Microsoft and Dropbox Partner
In a somewhat surprising move, Microsoft and Dropbox have partnered together to streamline the processes of editing and file sharing. Despite the existence of Microsoft’s own cloud service, OneDrive, the tech giant has opened a door for Dropbox to solidify its stance in the enterprise sector..
“We know that much of the world relies on a combination of Dropbox and Microsoft Office to get work done,” says Dropbox’s official blog. “In fact, Dropbox is home to over 35 billion Office documents, spreadsheets, and presentations. Soon you’ll be able to access your Dropbox directly from Office apps, and edit Office files from the Dropbox app.”
Currently, you can upload and share an Office file through Dropbox, but the file must be re-downloaded and edited again in office. The two firms have partnered to make this process much more easier and simple for users who can now edit office files within the Dropbox platform itself, and save files directly to Dropbox from Microsoft Office. Most of these collaborative initiatives are to be implemented for the web and mobile applications.
“Today, Dropbox has 300 million users, of whom 70% are international, and a ton of them use Dropbox to get work done,” said Ilya Fushman, head of product for Dropbox and Dropbox for Business, according to the Guardian. “These people have uploaded something like 35bn Office files. Today, they get a great experience on the desktop, but what we’re doing now is taking that experience to mobile and the web.”
The move indicates a willingness from Microsoft to partner with others, while Dropbox can use Office’s prominence to gain its own legitimacy in the enterprise sector.
Apple malware in China
Apple’s iOS operating system has come under fire recently from malware. The virus, dubbed WireLurker, appears to have originated in China and is affecting iOS devices in the country.
The malware derives from certain third-party applications in China. It is believed that apps from local OS platforms such as Maiyadi App Store are infected with the malware, and users who have downloaded them are susceptible to attack. According to Palo Alto Networks, a total of 467 Mac programs on the Maiyadi store were compromised, and those had been downloaded 356,104 times as of October 16.
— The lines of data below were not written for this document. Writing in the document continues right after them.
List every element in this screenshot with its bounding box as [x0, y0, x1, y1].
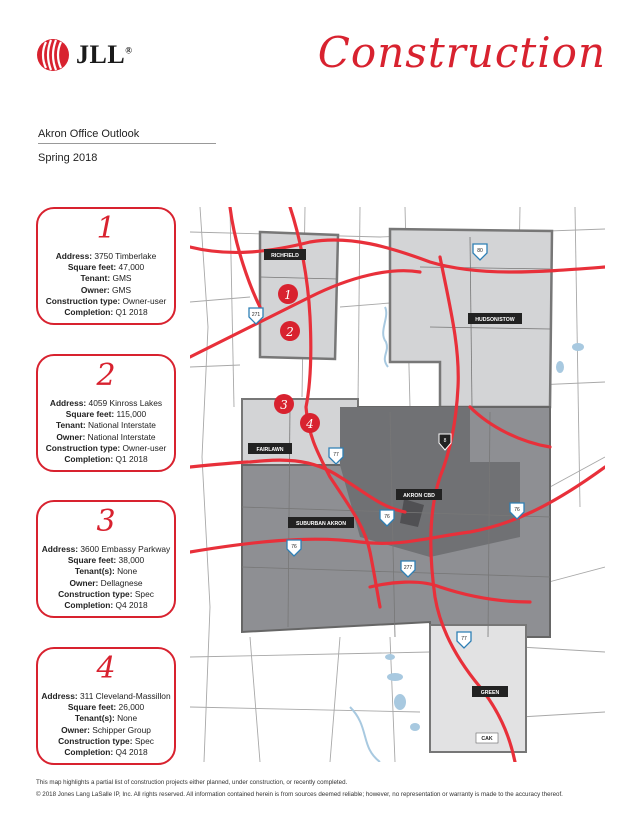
project-owner: Owner: National Interstate	[56, 431, 156, 442]
svg-text:FAIRLAWN: FAIRLAWN	[256, 447, 284, 453]
project-number: 2	[96, 358, 116, 393]
project-card-2	[36, 354, 176, 472]
title-divider	[38, 143, 216, 144]
project-owner: Owner: Schipper Group	[61, 724, 151, 735]
svg-text:77: 77	[461, 636, 467, 642]
project-square-feet: Square feet: 26,000	[67, 702, 145, 713]
project-completion: Completion: Q4 2018	[64, 600, 148, 611]
project-tenant: Tenant: National Interstate	[56, 420, 156, 431]
svg-text:3: 3	[280, 398, 288, 412]
svg-text:4: 4	[306, 417, 314, 431]
project-number: 1	[96, 211, 116, 246]
footer-note: This map highlights a partial list of construction projects either planned, under construction, or recently completed.	[36, 779, 348, 786]
project-square-feet: Square feet: 115,000	[65, 409, 147, 420]
project-marker-2	[280, 321, 300, 341]
svg-text:GREEN: GREEN	[480, 690, 500, 696]
brand-mark: ®	[125, 45, 133, 56]
jll-logo	[36, 38, 132, 72]
project-tenant: Tenant(s): None	[74, 566, 138, 577]
project-construction-type: Construction type: Owner-user	[45, 442, 167, 453]
label-cak	[476, 733, 498, 743]
project-card-3	[36, 500, 176, 618]
project-address: Address: 4059 Kinross Lakes	[49, 398, 163, 408]
report-season: Spring 2018	[38, 152, 98, 164]
svg-text:76: 76	[291, 544, 297, 550]
project-owner: Owner: GMS	[80, 284, 132, 295]
project-card-4	[36, 647, 176, 765]
project-square-feet: Square feet: 38,000	[67, 555, 145, 566]
report-title: Akron Office Outlook	[38, 128, 140, 140]
svg-text:80: 80	[477, 248, 483, 254]
project-completion: Completion: Q4 2018	[64, 747, 148, 758]
project-marker-1	[278, 284, 298, 304]
svg-text:CAK: CAK	[481, 736, 493, 742]
label-richfield	[264, 249, 306, 260]
project-number: 3	[96, 504, 116, 539]
akron-submarket-map	[190, 207, 605, 762]
brand-name: JLL	[76, 40, 126, 69]
svg-text:277: 277	[403, 565, 413, 571]
project-card-1	[36, 207, 176, 325]
svg-text:271: 271	[251, 312, 261, 318]
project-completion: Completion: Q1 2018	[64, 454, 148, 465]
svg-text:SUBURBAN AKRON: SUBURBAN AKRON	[296, 521, 346, 527]
project-construction-type: Construction type: Spec	[58, 588, 154, 599]
project-owner: Owner: Dellagnese	[69, 577, 143, 588]
svg-text:1: 1	[284, 288, 292, 302]
project-marker-4	[300, 413, 320, 433]
project-address: Address: 3600 Embassy Parkway	[41, 544, 171, 554]
project-tenant: Tenant(s): None	[74, 713, 138, 724]
project-tenant: Tenant: GMS	[80, 273, 132, 284]
project-address: Address: 3750 Timberlake	[55, 251, 157, 261]
svg-text:2: 2	[286, 325, 294, 339]
svg-text:76: 76	[514, 507, 520, 513]
project-construction-type: Construction type: Owner-user	[45, 295, 167, 306]
label-suburban-akron	[288, 517, 354, 528]
svg-text:RICHFIELD: RICHFIELD	[271, 253, 299, 259]
label-akron-cbd	[396, 489, 442, 500]
project-number: 4	[96, 651, 116, 686]
label-fairlawn	[248, 443, 292, 454]
project-address: Address: 311 Cleveland-Massillon	[41, 691, 171, 701]
jll-logo-mark	[36, 38, 70, 72]
svg-text:HUDSON/STOW: HUDSON/STOW	[475, 317, 515, 323]
svg-text:8: 8	[443, 438, 447, 444]
page-headline: Construction	[317, 28, 606, 77]
project-marker-3	[274, 394, 294, 414]
footer-copyright: © 2018 Jones Lang LaSalle IP, Inc. All rights reserved. All information contained herein is from sources deemed reliable; however, no representation or warranty is made to the accuracy thereof.	[36, 791, 563, 798]
label-green	[472, 686, 508, 697]
project-completion: Completion: Q1 2018	[64, 307, 148, 318]
svg-text:77: 77	[333, 452, 339, 458]
svg-text:AKRON CBD: AKRON CBD	[403, 493, 435, 499]
project-square-feet: Square feet: 47,000	[67, 262, 145, 273]
label-hudson-stow	[468, 313, 522, 324]
svg-text:76: 76	[384, 514, 390, 520]
project-construction-type: Construction type: Spec	[58, 735, 154, 746]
The malware is unique because it can transfer from a Mac to an Apple iOS device via USB cable. WireLurker first targets Mac computers while hidden in compromised software (like popular games Angry Birds and Sims 3, according to the BBC) and waits for a connected iPhone or other iOS device before transferring the malware over. Once the device is affected, the malware can steal and deliver personal information to hackers, download other compromised apps, etc. Remarkably, it is the first malware that can hack into phones that have not been jailbroken.
Apple is on top of the issue and is proactively preventing the spread of WireLurker. In an email to Reuters, Apple said “We are aware of malicious software available from a download site aimed at users in China, and we’ve blocked the identified apps to prevent them from launching.” Apple will want the problem under control as soon as possible to maintain its reputation in China, the world’s largest smartphone market.
Home Depot Hack Details
Home Depot has come clean with further details concerning the massive security breach of its payment system earlier this year. After previously revealing 56 million debit and credit card details were stolen in the incident, the company has added that hackers also acquired 53 million email addresses.
The new information comes from an ongoing investigation into the breach. Home Depot assured customers in an official statement that all other sensitive information remained safe: “In addition to the previously disclosed payment card data, separate files containing approximately 53 million email addresses were also taken during the breach. These files did not contain passwords, payment card information or other sensitive personal information.”
The company also cautioned customers to be on guard against other “phishing” scams designed to steal personal information, and is offering free identity protection services, including credit monitoring, to anyone who used their credit cards during the time window of the breach.
Similar to the hack on retail giant Target that compromised personal and payment data of 70 million customers, hackers gained access to Home Depot’s network by obtaining a vendor’s username and password through cyber trickery. Once in the system, they installed malware that gathered further information and electronically rerouted that information back to the hacker.
Home Depot’s security reinforcement in the wake of the breach includes EMV chip-and-pin technology and enhanced encryption. Both security upgrades will be fully rolled out in the U.S. and Canada by early 2015.